- The Washington Times - Wednesday, April 27, 2011


It was more than a bit scary to learn last week that FBI agents working with U.S. prosecutors for the Southern District of New York raided the nation’s three largest online poker websites and unsealed indictments against 11 of their executives. Whatever one thinks of poker playing or gambling in general, it’s difficult to think of a justification for the cyberraids.

A look at the facts shows the raids were based on criminal charges that reasonable people might question, hurt law-abiding individuals and involve a serious misallocation of public-sector resources.

To begin with, the criminal charges levied against poker website proprietors - money laundering - seem questionable. The companies and executives did exactly the core business they said they did (operating online poker rooms), and they aren’t accused of cheating their customers.

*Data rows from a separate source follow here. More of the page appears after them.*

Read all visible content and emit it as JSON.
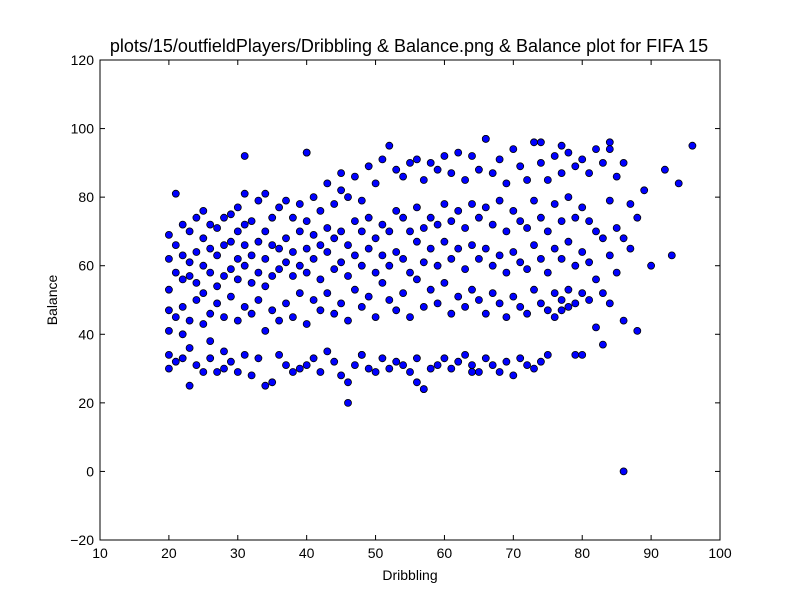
{
  "chart_data": {
    "type": "scatter",
    "title": "plots/15/outfieldPlayers/Dribbling & Balance.png & Balance plot for FIFA 15",
    "xlabel": "Dribbling",
    "ylabel": "Balance",
    "xlim": [
      10,
      100
    ],
    "ylim": [
      -20,
      120
    ],
    "xticks": [
      10,
      20,
      30,
      40,
      50,
      60,
      70,
      80,
      90,
      100
    ],
    "yticks": [
      -20,
      0,
      20,
      40,
      60,
      80,
      100,
      120
    ],
    "xtick_labels": [
      "10",
      "20",
      "30",
      "40",
      "50",
      "60",
      "70",
      "80",
      "90",
      "100"
    ],
    "ytick_labels": [
      "−20",
      "0",
      "20",
      "40",
      "60",
      "80",
      "100",
      "120"
    ],
    "grid": false,
    "legend": "none",
    "marker_color": "#0000ff",
    "marker_edge": "#000000",
    "series": [
      {
        "x": [
          20,
          20,
          20,
          20,
          20,
          20,
          20,
          21,
          21,
          21,
          21,
          21,
          22,
          22,
          22,
          22,
          22,
          22,
          23,
          23,
          23,
          23,
          23,
          23,
          24,
          24,
          24,
          24,
          24,
          25,
          25,
          25,
          25,
          25,
          25,
          26,
          26,
          26,
          26,
          26,
          26,
          27,
          27,
          27,
          27,
          27,
          28,
          28,
          28,
          28,
          28,
          28,
          29,
          29,
          29,
          29,
          29,
          30,
          30,
          30,
          30,
          30,
          30,
          31,
          31,
          31,
          31,
          31,
          31,
          32,
          32,
          32,
          32,
          32,
          33,
          33,
          33,
          33,
          33,
          34,
          34,
          34,
          34,
          34,
          34,
          35,
          35,
          35,
          35,
          35,
          36,
          36,
          36,
          36,
          36,
          37,
          37,
          37,
          37,
          37,
          38,
          38,
          38,
          38,
          38,
          39,
          39,
          39,
          39,
          39,
          40,
          40,
          40,
          40,
          40,
          40,
          41,
          41,
          41,
          41,
          41,
          42,
          42,
          42,
          42,
          42,
          43,
          43,
          43,
          43,
          43,
          44,
          44,
          44,
          44,
          44,
          45,
          45,
          45,
          45,
          45,
          45,
          46,
          46,
          46,
          46,
          46,
          47,
          47,
          47,
          47,
          47,
          48,
          48,
          48,
          48,
          48,
          49,
          49,
          49,
          49,
          49,
          50,
          50,
          50,
          50,
          50,
          51,
          51,
          51,
          51,
          51,
          52,
          52,
          52,
          52,
          52,
          53,
          53,
          53,
          53,
          53,
          54,
          54,
          54,
          54,
          54,
          55,
          55,
          55,
          55,
          55,
          56,
          56,
          56,
          56,
          56,
          56,
          57,
          57,
          57,
          57,
          57,
          58,
          58,
          58,
          58,
          58,
          59,
          59,
          59,
          59,
          59,
          60,
          60,
          60,
          60,
          60,
          61,
          61,
          61,
          61,
          61,
          62,
          62,
          62,
          62,
          62,
          63,
          63,
          63,
          63,
          63,
          64,
          64,
          64,
          64,
          64,
          65,
          65,
          65,
          65,
          65,
          66,
          66,
          66,
          66,
          66,
          67,
          67,
          67,
          67,
          67,
          68,
          68,
          68,
          68,
          68,
          69,
          69,
          69,
          69,
          69,
          70,
          70,
          70,
          70,
          70,
          71,
          71,
          71,
          71,
          71,
          72,
          72,
          72,
          72,
          72,
          73,
          73,
          73,
          73,
          73,
          74,
          74,
          74,
          74,
          74,
          75,
          75,
          75,
          75,
          75,
          76,
          76,
          76,
          76,
          76,
          77,
          77,
          77,
          77,
          77,
          78,
          78,
          78,
          78,
          78,
          79,
          79,
          79,
          79,
          79,
          80,
          80,
          80,
          80,
          80,
          81,
          81,
          81,
          81,
          82,
          82,
          82,
          82,
          83,
          83,
          83,
          83,
          84,
          84,
          84,
          84,
          85,
          85,
          85,
          86,
          86,
          86,
          87,
          87,
          88,
          88,
          89,
          90,
          92,
          93,
          94,
          96,
          31,
          40,
          46,
          86,
          57,
          48,
          64,
          66,
          74,
          77,
          84
        ],
        "y": [
          30,
          41,
          53,
          62,
          69,
          34,
          47,
          32,
          45,
          58,
          66,
          81,
          33,
          48,
          56,
          63,
          72,
          40,
          25,
          44,
          57,
          61,
          70,
          36,
          31,
          50,
          55,
          64,
          74,
          29,
          43,
          52,
          60,
          68,
          76,
          33,
          46,
          58,
          65,
          72,
          38,
          29,
          49,
          54,
          63,
          71,
          35,
          45,
          57,
          66,
          74,
          30,
          32,
          51,
          59,
          67,
          75,
          29,
          44,
          56,
          62,
          70,
          77,
          34,
          48,
          60,
          66,
          72,
          81,
          28,
          46,
          55,
          63,
          73,
          33,
          50,
          58,
          67,
          79,
          25,
          41,
          54,
          62,
          70,
          81,
          26,
          47,
          57,
          66,
          74,
          34,
          44,
          59,
          65,
          77,
          31,
          49,
          61,
          68,
          79,
          29,
          45,
          57,
          64,
          74,
          30,
          52,
          60,
          70,
          78,
          31,
          43,
          58,
          65,
          73,
          93,
          33,
          50,
          62,
          69,
          80,
          29,
          47,
          56,
          66,
          76,
          35,
          52,
          64,
          71,
          84,
          32,
          46,
          59,
          68,
          78,
          28,
          49,
          61,
          70,
          82,
          87,
          20,
          44,
          57,
          66,
          80,
          31,
          53,
          63,
          73,
          86,
          34,
          48,
          60,
          70,
          79,
          30,
          51,
          65,
          74,
          89,
          29,
          45,
          58,
          68,
          84,
          33,
          55,
          63,
          72,
          91,
          30,
          50,
          60,
          70,
          95,
          32,
          47,
          64,
          76,
          88,
          31,
          52,
          62,
          74,
          86,
          29,
          45,
          58,
          70,
          90,
          33,
          56,
          67,
          77,
          91,
          26,
          24,
          48,
          61,
          71,
          85,
          30,
          53,
          65,
          74,
          90,
          31,
          49,
          60,
          72,
          88,
          33,
          55,
          67,
          78,
          92,
          30,
          46,
          62,
          73,
          87,
          32,
          51,
          65,
          76,
          93,
          34,
          48,
          59,
          71,
          85,
          31,
          53,
          66,
          78,
          92,
          29,
          50,
          62,
          74,
          88,
          33,
          46,
          65,
          77,
          97,
          31,
          52,
          60,
          72,
          87,
          29,
          49,
          63,
          79,
          91,
          32,
          45,
          58,
          70,
          84,
          28,
          51,
          64,
          76,
          94,
          33,
          48,
          61,
          73,
          89,
          31,
          46,
          59,
          71,
          85,
          30,
          53,
          66,
          79,
          96,
          32,
          49,
          62,
          74,
          90,
          34,
          47,
          58,
          70,
          85,
          45,
          52,
          65,
          78,
          92,
          47,
          50,
          62,
          73,
          87,
          48,
          53,
          67,
          80,
          93,
          34,
          49,
          60,
          74,
          89,
          34,
          52,
          64,
          77,
          91,
          50,
          61,
          73,
          87,
          42,
          56,
          70,
          94,
          37,
          52,
          68,
          90,
          49,
          63,
          79,
          96,
          58,
          71,
          86,
          44,
          68,
          90,
          65,
          78,
          41,
          74,
          82,
          60,
          88,
          63,
          84,
          95,
          92,
          93,
          26,
          0,
          24,
          34,
          29,
          97,
          96,
          95,
          94
        ]
      }
    ]
  }
}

The charges against the website proprietors, if true, meet the legal definition of money laundering, but the underlying acts they engaged in - operating poker websites - aren’t bad for society or something that government should discourage.

Although the U.S. prosecutors are trying to push for serious criminal penalties, common sense suggests the appropriate sanctions for the types of violations involved here are civil fines and perhaps probation, not threatened jail time. Insofar as the website owners allegedly violated laws criminalizing online gambling, the laws are bad ones Congress should repeal.

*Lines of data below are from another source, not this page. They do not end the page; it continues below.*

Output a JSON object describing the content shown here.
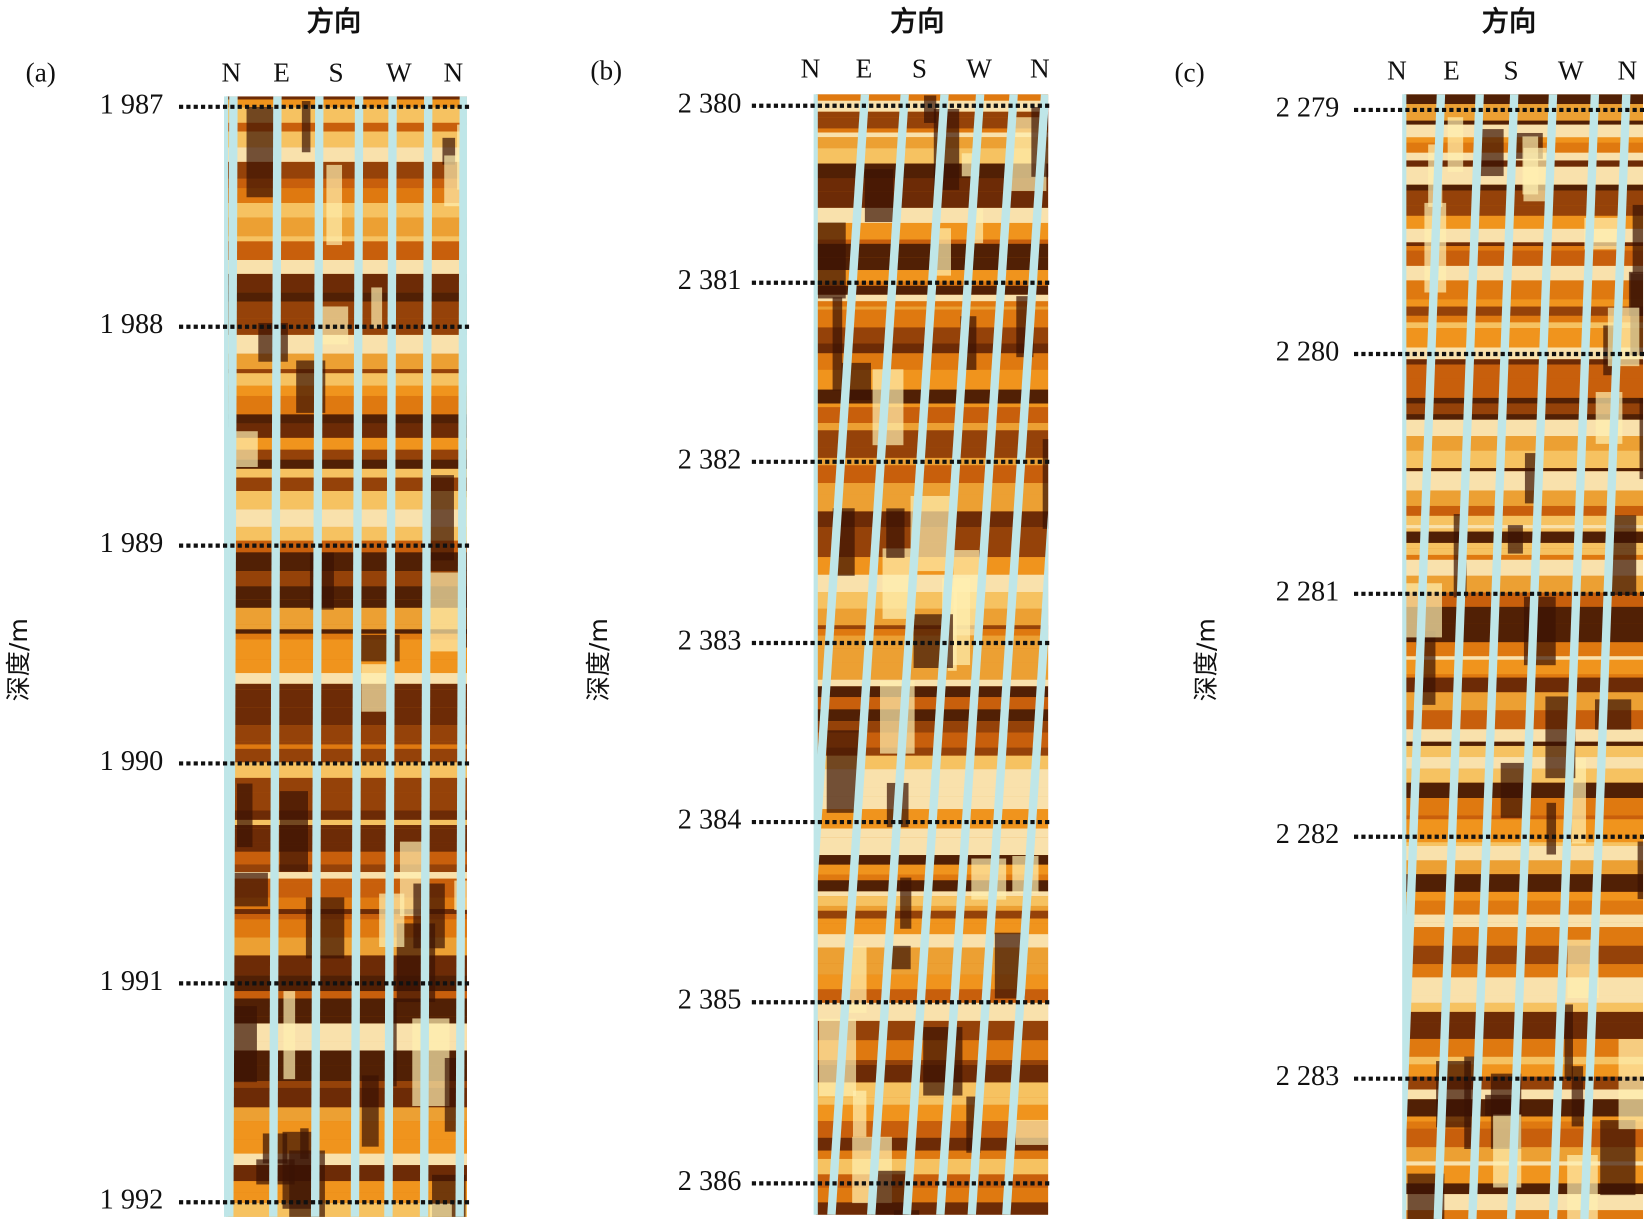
{
  "panels": [
    {
      "label": "(a)",
      "direction_title": "方向",
      "directions": [
        "N",
        "E",
        "S",
        "W",
        "N"
      ],
      "axis_label": "深度/m",
      "depths": [
        "1 987",
        "1 988",
        "1 989",
        "1 990",
        "1 991",
        "1 992"
      ]
    },
    {
      "label": "(b)",
      "direction_title": "方向",
      "directions": [
        "N",
        "E",
        "S",
        "W",
        "N"
      ],
      "axis_label": "深度/m",
      "depths": [
        "2 380",
        "2 381",
        "2 382",
        "2 383",
        "2 384",
        "2 385",
        "2 386"
      ]
    },
    {
      "label": "(c)",
      "direction_title": "方向",
      "directions": [
        "N",
        "E",
        "S",
        "W",
        "N"
      ],
      "axis_label": "深度/m",
      "depths": [
        "2 279",
        "2 280",
        "2 281",
        "2 282",
        "2 283"
      ]
    }
  ]
}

The raids, furthermore, did their greatest damage to individuals who broke no laws. Even if a website somehow violates the law, merely playing the games it offers isn’t illegal under any section of the United States Code. As a result of the raids, however, people who deposited or earned money on the websites were for several days denied access to their accounts. Given that tens of thousands of Americans rely on poker to help pay living expenses, the attack seems particularly unjust.

Even if the serious questions of legality and fairness could be resolved, raids on online poker rooms wasted resources. Gambling of some sort is legal almost everywhere in the United States, and the 10 largest states all allow casinos. If there were a social consensus that gambling is wrong and ought to be limited - quite arguably, such a consensus existed in the United States as recently as the early 1980s - then efforts to stamp it out might be easier to justify. But there’s no such consensus. In fact, gambling is widely accepted - major TV networks even televise poker tournaments.

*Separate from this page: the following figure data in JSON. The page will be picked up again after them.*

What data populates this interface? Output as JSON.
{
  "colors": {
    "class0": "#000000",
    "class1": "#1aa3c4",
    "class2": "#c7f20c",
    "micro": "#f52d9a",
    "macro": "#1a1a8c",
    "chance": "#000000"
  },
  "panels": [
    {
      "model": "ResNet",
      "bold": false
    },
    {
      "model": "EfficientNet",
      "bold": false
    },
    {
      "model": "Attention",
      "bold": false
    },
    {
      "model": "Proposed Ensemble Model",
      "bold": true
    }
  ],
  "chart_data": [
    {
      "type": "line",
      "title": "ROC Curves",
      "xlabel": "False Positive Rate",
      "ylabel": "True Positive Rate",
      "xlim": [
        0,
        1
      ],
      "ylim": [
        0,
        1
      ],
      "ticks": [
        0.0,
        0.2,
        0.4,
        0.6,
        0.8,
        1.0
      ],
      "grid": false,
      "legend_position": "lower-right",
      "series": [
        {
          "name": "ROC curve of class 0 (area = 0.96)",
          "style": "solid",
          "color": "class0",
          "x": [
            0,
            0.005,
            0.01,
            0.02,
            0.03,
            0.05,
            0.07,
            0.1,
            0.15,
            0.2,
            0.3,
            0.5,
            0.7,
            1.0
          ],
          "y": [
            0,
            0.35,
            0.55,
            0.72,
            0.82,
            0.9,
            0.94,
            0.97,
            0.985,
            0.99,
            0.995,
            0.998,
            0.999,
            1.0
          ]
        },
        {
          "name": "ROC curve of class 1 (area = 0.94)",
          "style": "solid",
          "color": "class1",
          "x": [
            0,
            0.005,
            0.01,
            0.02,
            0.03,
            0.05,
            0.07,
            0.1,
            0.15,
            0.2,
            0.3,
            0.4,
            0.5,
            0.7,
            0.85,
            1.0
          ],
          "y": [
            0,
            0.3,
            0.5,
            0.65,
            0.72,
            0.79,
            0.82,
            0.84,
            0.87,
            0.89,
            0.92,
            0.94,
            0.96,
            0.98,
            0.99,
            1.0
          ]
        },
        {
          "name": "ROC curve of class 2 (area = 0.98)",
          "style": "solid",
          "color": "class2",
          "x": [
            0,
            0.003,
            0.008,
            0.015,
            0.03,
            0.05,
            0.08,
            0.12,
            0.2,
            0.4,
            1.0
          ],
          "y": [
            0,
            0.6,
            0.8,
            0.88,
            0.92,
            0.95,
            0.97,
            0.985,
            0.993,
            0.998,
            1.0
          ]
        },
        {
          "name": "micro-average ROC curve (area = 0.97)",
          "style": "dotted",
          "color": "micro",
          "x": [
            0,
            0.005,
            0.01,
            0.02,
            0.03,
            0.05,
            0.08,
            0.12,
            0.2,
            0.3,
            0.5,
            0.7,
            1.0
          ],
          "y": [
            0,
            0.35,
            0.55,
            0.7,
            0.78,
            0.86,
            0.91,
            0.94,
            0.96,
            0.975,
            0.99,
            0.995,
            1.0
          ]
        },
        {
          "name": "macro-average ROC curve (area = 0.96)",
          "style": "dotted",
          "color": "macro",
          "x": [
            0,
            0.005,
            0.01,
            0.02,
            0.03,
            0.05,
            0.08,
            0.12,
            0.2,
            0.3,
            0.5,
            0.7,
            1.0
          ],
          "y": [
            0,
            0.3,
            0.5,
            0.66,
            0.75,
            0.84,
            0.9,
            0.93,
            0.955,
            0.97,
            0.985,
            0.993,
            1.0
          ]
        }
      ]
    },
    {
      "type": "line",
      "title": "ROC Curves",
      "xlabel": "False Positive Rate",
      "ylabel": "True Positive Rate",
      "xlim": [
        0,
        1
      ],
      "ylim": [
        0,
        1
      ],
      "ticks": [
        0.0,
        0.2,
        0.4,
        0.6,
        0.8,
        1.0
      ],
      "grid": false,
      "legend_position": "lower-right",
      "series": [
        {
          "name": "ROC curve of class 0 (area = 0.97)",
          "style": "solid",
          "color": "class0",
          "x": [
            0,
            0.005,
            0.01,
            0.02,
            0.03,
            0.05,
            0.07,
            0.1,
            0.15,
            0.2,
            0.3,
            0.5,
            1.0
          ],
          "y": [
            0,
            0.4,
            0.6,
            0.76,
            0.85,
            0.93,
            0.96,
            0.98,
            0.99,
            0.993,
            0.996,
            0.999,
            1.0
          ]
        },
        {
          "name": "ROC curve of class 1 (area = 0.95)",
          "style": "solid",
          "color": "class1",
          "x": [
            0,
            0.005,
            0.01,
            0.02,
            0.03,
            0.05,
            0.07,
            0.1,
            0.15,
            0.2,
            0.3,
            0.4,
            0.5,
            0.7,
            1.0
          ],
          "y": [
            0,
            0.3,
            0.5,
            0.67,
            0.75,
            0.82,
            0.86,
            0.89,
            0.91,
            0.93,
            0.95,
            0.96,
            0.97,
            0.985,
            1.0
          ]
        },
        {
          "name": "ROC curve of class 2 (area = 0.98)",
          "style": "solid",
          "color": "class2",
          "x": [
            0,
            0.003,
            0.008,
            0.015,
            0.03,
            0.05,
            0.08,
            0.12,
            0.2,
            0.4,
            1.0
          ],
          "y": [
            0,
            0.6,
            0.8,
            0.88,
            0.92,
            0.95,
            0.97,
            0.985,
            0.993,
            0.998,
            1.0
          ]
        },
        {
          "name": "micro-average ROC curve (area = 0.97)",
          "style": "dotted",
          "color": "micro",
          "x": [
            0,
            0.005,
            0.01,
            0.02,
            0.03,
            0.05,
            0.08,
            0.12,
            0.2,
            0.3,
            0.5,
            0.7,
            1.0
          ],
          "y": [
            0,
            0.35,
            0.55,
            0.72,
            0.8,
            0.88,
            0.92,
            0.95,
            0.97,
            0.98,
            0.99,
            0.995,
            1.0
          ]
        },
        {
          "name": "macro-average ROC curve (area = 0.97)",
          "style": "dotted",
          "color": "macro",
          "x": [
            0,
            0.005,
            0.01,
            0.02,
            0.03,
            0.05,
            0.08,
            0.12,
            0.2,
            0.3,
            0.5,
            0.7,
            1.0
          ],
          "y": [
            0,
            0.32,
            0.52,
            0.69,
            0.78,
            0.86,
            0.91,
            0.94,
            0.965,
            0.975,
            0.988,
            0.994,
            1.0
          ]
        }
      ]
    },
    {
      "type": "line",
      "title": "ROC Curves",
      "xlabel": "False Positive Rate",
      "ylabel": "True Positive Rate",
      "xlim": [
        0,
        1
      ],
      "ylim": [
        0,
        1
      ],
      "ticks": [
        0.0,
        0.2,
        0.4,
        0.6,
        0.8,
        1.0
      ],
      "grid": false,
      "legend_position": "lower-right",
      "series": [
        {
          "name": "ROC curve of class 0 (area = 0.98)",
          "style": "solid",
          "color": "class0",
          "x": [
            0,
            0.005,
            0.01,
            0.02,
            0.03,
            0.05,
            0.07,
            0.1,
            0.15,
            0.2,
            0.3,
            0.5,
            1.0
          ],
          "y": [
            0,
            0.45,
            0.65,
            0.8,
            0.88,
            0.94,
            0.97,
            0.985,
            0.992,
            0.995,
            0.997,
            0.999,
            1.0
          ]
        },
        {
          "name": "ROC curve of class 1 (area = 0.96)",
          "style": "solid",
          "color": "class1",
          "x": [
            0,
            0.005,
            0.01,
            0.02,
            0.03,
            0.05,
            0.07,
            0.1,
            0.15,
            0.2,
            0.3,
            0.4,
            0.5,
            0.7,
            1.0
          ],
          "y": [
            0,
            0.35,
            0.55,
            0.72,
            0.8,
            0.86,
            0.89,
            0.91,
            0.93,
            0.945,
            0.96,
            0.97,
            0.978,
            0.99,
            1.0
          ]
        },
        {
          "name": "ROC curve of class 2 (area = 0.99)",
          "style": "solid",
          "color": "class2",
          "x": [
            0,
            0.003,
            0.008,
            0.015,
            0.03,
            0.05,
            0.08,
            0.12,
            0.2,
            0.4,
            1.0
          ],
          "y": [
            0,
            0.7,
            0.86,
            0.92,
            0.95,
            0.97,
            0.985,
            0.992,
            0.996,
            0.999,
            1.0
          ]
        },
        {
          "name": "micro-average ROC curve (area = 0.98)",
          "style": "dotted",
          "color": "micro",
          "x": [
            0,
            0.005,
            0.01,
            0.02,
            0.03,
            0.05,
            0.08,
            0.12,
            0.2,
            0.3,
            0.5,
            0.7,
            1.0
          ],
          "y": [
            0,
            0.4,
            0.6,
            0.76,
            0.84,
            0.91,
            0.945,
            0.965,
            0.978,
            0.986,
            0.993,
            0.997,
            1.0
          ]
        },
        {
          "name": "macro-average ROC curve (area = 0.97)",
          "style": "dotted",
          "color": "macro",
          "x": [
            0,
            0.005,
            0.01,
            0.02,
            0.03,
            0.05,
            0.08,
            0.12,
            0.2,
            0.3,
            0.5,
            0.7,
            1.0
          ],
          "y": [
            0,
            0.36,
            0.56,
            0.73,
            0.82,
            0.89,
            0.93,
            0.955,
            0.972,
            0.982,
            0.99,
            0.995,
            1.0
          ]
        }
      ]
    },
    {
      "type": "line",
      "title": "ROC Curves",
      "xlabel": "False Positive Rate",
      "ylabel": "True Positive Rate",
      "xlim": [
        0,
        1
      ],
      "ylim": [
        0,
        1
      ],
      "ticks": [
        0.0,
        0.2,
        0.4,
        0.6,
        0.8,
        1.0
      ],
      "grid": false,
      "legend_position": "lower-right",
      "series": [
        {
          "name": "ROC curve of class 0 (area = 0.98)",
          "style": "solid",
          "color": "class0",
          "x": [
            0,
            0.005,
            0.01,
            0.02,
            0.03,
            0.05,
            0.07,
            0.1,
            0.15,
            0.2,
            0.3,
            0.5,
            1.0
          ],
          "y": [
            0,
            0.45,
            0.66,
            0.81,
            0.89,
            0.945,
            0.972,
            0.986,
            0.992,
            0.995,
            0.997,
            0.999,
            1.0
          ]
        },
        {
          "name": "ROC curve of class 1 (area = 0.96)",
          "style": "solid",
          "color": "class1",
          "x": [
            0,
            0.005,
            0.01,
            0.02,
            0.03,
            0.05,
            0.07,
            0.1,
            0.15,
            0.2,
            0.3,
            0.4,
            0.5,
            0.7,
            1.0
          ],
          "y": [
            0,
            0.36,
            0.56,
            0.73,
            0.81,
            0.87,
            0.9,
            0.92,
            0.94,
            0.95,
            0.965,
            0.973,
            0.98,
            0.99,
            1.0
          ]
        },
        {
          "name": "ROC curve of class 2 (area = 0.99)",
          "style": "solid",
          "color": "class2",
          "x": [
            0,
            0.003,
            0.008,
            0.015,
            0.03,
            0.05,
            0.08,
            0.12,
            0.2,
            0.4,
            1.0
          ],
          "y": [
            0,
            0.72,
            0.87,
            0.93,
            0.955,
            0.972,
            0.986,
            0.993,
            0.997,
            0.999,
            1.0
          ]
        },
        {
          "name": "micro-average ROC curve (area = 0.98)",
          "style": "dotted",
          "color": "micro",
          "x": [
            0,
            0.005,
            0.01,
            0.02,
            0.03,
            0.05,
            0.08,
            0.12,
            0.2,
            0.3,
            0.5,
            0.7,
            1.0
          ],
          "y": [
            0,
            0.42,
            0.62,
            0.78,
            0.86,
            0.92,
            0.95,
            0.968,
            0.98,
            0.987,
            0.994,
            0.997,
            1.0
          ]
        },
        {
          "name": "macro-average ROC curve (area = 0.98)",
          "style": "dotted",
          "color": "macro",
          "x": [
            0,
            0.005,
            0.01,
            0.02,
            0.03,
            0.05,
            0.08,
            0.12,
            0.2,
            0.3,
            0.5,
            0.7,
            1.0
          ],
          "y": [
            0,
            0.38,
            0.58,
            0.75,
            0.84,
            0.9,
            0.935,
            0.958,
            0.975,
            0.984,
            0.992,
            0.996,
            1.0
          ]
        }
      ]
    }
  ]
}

On the other hand, dozens of outright scams flourish on the Internet, and major, widely agreed upon priorities such as tracking terrorists and catching Wall Street fraudsters could always use more resources.

The FBI and U.S. prosecutors made a mistake in conducting the raids. They have filed charges as a result of a bad law, have hurt productive, private citizens, and ought to be doing other things with their time. When the cases go to court, the best outcome for the country would be a dismissal with prejudice that forbids the charges from ever being filed again against the same individuals. Merely playing online poker is not a criminal act, and running a website that facilitates it shouldn’t be one, either.

Eli Lehrer is vice president of the Heartland Institute and director of its Washington office.